Publication

  • Mies van der Rohe: The Architect in His Time
    Dietrich Neumann
    Author
    Yale University Press, 2020
  • GRANTEE
    Yale University Press
    GRANT YEAR
    2019

Mies van der Rohe, Haus Severain Wiesbaden, Germany, 1933–34 (destroyed 1945).

Featuring a catalogue of works and new photography, Mies van der Rohe is an ambitious critical monograph that aims to challenge the established narrative of this seminal architect. Dietrich Neumann takes a nonhagiographic approach, driven by the importance of context—social, political, and architectural—for understanding the architect’s life and work. Organized chronologically, Neumann consults contemporary responses to Mies’s work, competition entries, building codes, structural and material qualities of built forms, and detailed looks at the work on the drafting table in Mies’s office and those of his collaborators. He attributes two previously unknown houses to Mies and several smaller projects; these further complicate typical biographies of Mies which present his work as a series of masterpieces. Neumann notably provides a nuanced portrait of Mies’s relationship with his benefactors, including his refusal to take a stand against the Nazi government for fear that doing so would compromise any potential commissions.

Dietrich Neumann is professor of history of art and architecture, director of urban studies, and professor of Italian studies at Brown University. He served as president of the Society of Architectural Historians from 2008 to 2010. His many publications include Richard Neutra’s Windshield House (Yale University Press, 2001) and The Structure of Light: Richard Kelley and the Illumination of Modern Architecture (Yale University Press, 2010).

Katherine Boller, senior editor, art and architecture, will be the primary collaborator at Yale University Press. She will coordinate the book’s editing, production, and design to bring the project to completion. Upon publication, she will work closely with Yale’s marketing, publicity, and sales teams to promote and disseminate the book. Boller has worked in acquisitions for Yale’s award-winning art and architecture list since 2010.

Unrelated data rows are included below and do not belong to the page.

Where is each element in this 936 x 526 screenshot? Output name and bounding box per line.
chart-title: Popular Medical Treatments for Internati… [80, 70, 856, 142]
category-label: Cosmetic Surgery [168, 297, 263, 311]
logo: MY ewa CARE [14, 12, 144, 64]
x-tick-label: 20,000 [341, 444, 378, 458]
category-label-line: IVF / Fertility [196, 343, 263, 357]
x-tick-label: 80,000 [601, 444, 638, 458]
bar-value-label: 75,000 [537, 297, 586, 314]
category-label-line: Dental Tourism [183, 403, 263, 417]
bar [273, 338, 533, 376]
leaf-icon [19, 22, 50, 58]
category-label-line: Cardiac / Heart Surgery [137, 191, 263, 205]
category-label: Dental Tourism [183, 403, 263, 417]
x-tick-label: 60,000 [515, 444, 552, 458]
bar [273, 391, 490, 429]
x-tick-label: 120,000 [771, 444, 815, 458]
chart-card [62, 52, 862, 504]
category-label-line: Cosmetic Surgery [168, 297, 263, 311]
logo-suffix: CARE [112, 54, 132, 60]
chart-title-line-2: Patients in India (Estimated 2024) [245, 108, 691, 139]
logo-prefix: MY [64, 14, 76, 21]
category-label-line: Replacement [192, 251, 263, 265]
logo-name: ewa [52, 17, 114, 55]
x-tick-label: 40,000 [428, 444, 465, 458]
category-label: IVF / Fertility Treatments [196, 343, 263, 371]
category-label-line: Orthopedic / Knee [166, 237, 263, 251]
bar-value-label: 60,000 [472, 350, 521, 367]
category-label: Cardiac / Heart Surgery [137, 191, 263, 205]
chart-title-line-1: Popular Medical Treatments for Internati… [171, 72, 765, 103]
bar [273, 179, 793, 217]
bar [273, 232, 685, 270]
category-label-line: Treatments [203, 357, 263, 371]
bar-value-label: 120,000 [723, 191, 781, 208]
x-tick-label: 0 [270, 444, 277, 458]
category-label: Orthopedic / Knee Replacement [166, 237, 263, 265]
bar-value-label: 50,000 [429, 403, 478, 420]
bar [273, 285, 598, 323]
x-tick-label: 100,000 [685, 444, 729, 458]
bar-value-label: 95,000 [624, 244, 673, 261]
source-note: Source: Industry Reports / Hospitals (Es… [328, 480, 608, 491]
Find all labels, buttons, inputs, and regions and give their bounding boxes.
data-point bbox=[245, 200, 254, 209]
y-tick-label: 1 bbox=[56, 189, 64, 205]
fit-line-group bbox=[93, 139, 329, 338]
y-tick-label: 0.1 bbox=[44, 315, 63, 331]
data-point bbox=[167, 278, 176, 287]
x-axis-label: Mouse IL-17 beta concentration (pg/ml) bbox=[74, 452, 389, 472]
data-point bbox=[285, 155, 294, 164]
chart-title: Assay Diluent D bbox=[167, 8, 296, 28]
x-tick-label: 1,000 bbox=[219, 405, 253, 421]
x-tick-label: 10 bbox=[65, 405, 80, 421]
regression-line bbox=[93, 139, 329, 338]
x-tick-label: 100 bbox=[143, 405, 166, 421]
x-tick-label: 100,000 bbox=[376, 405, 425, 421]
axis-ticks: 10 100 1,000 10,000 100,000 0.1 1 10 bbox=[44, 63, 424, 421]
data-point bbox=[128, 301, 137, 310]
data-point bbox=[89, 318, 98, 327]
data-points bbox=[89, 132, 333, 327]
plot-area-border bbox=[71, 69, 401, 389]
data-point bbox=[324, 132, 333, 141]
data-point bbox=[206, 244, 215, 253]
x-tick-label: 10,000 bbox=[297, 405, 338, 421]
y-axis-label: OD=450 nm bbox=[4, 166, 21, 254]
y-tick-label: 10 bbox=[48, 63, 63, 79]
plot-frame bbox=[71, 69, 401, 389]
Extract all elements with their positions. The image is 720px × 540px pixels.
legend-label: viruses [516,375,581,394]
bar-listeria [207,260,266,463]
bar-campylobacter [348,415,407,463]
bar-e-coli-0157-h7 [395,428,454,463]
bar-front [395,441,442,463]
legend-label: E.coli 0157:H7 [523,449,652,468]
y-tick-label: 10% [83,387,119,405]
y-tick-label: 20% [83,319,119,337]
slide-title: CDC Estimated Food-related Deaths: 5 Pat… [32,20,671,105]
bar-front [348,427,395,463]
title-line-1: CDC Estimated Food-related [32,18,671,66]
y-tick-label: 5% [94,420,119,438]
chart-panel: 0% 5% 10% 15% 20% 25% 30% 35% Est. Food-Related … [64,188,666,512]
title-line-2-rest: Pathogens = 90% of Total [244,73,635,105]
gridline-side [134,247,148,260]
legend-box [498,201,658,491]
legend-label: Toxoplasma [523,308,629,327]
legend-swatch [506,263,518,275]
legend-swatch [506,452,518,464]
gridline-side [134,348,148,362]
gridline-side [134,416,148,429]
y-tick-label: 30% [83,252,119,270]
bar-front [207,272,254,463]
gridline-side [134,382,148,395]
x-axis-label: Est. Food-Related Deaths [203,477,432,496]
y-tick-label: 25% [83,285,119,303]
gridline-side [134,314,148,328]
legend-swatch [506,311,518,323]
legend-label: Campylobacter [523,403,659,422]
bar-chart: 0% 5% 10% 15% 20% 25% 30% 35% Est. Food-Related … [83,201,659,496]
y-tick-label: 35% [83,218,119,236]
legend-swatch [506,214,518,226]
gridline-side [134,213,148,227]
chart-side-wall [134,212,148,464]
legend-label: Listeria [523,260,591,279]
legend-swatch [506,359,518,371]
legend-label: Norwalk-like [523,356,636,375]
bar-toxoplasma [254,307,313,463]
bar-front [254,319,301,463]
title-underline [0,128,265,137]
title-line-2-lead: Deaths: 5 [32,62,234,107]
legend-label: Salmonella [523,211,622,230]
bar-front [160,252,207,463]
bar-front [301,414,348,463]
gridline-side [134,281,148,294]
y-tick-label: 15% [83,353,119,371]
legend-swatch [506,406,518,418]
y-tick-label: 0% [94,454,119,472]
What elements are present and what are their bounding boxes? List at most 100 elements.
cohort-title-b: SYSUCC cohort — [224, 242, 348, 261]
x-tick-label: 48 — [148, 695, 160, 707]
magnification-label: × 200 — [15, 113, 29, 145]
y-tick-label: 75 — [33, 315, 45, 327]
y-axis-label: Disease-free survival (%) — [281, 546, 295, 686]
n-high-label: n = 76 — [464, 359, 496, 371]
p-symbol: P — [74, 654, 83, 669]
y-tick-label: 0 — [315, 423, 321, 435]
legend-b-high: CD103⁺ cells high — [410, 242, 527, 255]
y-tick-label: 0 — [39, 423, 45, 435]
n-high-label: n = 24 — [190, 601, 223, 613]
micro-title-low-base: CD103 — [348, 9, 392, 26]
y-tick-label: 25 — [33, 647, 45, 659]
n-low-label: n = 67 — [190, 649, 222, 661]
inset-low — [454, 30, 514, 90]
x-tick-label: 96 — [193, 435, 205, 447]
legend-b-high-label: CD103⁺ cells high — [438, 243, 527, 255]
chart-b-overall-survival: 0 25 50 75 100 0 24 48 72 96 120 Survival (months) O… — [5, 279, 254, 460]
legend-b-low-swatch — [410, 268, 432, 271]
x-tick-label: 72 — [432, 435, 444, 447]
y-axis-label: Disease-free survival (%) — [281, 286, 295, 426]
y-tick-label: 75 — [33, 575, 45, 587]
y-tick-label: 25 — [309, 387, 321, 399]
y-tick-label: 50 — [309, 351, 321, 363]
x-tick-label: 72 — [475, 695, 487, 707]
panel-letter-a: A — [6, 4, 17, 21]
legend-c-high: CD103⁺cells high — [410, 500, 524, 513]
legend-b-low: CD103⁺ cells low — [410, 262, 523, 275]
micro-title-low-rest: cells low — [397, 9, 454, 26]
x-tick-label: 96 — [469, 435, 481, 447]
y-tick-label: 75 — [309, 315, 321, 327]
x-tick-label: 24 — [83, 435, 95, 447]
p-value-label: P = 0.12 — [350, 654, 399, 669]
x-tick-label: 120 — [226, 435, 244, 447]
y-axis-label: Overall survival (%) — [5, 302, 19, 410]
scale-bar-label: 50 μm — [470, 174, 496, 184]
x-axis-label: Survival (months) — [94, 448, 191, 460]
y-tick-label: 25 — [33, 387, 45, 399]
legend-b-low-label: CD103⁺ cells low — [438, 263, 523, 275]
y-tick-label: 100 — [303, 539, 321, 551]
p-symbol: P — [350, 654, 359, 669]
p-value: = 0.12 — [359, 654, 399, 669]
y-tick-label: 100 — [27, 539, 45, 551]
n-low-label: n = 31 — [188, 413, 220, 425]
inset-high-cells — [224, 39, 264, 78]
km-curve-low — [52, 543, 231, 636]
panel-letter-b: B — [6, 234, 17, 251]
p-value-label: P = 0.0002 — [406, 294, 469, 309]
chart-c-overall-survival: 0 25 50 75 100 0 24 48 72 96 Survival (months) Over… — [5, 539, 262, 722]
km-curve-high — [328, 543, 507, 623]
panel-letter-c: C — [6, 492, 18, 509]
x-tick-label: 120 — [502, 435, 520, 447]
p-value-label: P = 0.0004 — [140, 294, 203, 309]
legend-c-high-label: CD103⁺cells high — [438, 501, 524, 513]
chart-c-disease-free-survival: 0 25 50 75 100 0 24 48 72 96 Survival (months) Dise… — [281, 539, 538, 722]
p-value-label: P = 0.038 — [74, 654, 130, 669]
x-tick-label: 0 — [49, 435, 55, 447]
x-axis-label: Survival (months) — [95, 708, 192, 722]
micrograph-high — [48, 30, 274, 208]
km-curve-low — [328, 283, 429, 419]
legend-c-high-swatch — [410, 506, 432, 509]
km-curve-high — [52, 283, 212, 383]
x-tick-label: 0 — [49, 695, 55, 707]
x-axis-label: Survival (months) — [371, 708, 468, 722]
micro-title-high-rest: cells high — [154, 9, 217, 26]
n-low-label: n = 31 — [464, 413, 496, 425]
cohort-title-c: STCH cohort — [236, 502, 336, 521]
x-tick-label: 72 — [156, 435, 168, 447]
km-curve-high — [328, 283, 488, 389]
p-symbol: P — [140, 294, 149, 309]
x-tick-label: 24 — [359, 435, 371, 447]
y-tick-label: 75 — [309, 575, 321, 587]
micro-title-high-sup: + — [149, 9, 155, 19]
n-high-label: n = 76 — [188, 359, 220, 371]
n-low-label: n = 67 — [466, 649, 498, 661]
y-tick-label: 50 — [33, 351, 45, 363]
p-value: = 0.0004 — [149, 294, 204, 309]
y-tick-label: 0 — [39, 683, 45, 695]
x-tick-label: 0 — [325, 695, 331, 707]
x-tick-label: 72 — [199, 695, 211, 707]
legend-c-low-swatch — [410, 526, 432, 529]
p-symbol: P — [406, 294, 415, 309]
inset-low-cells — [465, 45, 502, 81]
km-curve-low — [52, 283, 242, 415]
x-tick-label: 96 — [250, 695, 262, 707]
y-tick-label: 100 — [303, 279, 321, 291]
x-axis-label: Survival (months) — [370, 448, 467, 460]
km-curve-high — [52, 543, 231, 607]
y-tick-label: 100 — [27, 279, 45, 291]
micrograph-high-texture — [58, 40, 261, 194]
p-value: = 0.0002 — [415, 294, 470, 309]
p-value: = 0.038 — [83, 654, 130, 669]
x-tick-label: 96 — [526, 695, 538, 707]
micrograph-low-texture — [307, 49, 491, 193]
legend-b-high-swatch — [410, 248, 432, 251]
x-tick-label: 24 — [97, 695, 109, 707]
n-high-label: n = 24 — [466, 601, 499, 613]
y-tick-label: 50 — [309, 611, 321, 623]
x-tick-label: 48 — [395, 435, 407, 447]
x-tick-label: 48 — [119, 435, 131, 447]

Yale University Press, founded 1908, aids in the discovery and dissemination of light and truth, a central purpose of Yale University. The Press’s publications are books and other materials that further scholarly investigation, advance interdisciplinary inquiry, stimulate public debate, educate both within and outside the classroom, and enhance cultural life. In its commitment to increasing the range and vigor of intellectual pursuits, Yale Press continually extends its horizons to embody university publishing at its best.